Yeah, right. When pigs fly. Provincial governments should get out of gambling, the Institute of Marriage and Family Canada said last week.
What government worth the name gives up truckloads of easy cash?
Actually, Nova Scotia just did. It rejected getting into online gambling. Newfoundland did, too.
Nova Scotia's finance minister, Graham Steele, originally endorsed the idea. Like Ontario, his province faces a big deficit.
Then he read the research.
"The thing that struck me," he told The Globe and Mail, "was the idea that if we participated in online gambling, we would get people into gambling who otherwise wouldn't."
It was "the right thing to do," he said.
Wow. I'm dumbfounded. A government willing to give up gambling riches to do the right thing.
Newfoundland Premier Danny Williams, whose province also originally supported online gambling and also faces a big deficit, now says he opposes it, too. He acknowledged the argument for it: People are going to gamble online anyway. Why not get a piece of it? Then he said no.
"That may be the case," he told the media, "but I don't think we should promote it. I know personally of the stories of hardship, of financial ruin, of death, and it hits very hard."

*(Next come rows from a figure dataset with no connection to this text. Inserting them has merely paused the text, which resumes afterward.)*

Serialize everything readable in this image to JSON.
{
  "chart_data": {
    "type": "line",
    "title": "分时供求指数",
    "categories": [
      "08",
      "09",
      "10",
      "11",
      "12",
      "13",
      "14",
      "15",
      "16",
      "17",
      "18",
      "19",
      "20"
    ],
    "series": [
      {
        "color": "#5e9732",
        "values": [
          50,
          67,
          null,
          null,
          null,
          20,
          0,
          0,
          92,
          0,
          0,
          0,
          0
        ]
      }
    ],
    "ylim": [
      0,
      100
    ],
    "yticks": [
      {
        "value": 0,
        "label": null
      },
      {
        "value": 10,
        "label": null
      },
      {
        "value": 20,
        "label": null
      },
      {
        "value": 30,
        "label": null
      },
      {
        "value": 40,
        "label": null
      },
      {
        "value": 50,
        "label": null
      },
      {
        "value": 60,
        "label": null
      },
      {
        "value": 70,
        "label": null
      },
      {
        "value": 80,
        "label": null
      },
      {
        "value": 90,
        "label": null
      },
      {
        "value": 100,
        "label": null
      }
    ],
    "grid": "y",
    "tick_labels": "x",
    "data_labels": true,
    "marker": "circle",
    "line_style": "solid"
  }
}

Newfoundland doesn't have to "scratch and claw" for every penny, he said.
But, apparently, Ontario does.
This is the province of Premier Dad, the "family values" premier who will take away your car if you have .05 blood alcohol even though the legal limit is .08, where cellphones are banned while driving and junk food has been taken out of schools.
Yet we're going to sponsor online gambling.
Apparently, it's possible to suck and blow at the same time.
With the province's budget deficit at $19.7 billion and the Ontario Lottery and Gaming Corporation's profit falling, the government had to act, Finance Minister Dwight Duncan said in announcing online gambling late last summer. The government needs the money, and it needs the OLG to be able to compete to get that money.
It doesn't get more crass than that. And some experts question whether the government can even compete with the more than 2,000 sites already operating from other countries. The market is reported to be saturated, and the existing sites well-established, with fewer regulations, lower fees and more lucrative incentives.
If the government can't lure existing online gamblers to its site, where will it get customers?
The worry is that it will attract people who have never gambled online because they'll think that a site sponsored by the government is safer and more acceptable.
The government says it will provide a more responsible site. But there are plenty of examples of the government already failing to protect people in its casinos.
Gambling addicts register to have themselves excluded from casinos and then walk back in. And after these new online gamblers get hooked, they'll probably try other sites.
Other countries that got into online gambling for the same reasons as Ontario now have the highest rates of online gambling in the world and a lot more problems related to it.
All that really matters in gambling is making more money, and the only way to do that is to get more people to gamble, get them to do it more often and get them to bet more money.
And online gambling is great at doing all that. It's easy. All you need is a computer. You never have to leave the comfort of your home (unless you lose it because of gambling debts). No one has to know that you're doing it way too much because no one sees you.
Unfortunately, young people gamble online the most. They spend more time and more money doing it.
And gambling problems are three to four times higher among those who do it online than those who go to casinos.
It's not called the crack cocaine of gambling for nothing.
Families with lower incomes spend more money gambling as a percentage of income than those with higher incomes, according to the report by the Institute of Marriage and Family. Gambling increases during hard economic times, too.
Canadians spent more on gambling in 2009, the height of the recession.
And one-third of the revenue the government receives from gambling comes from five per cent of gamblers -- the ones with the problems.
Online gambling may be booming, but is this how the government wants to make money?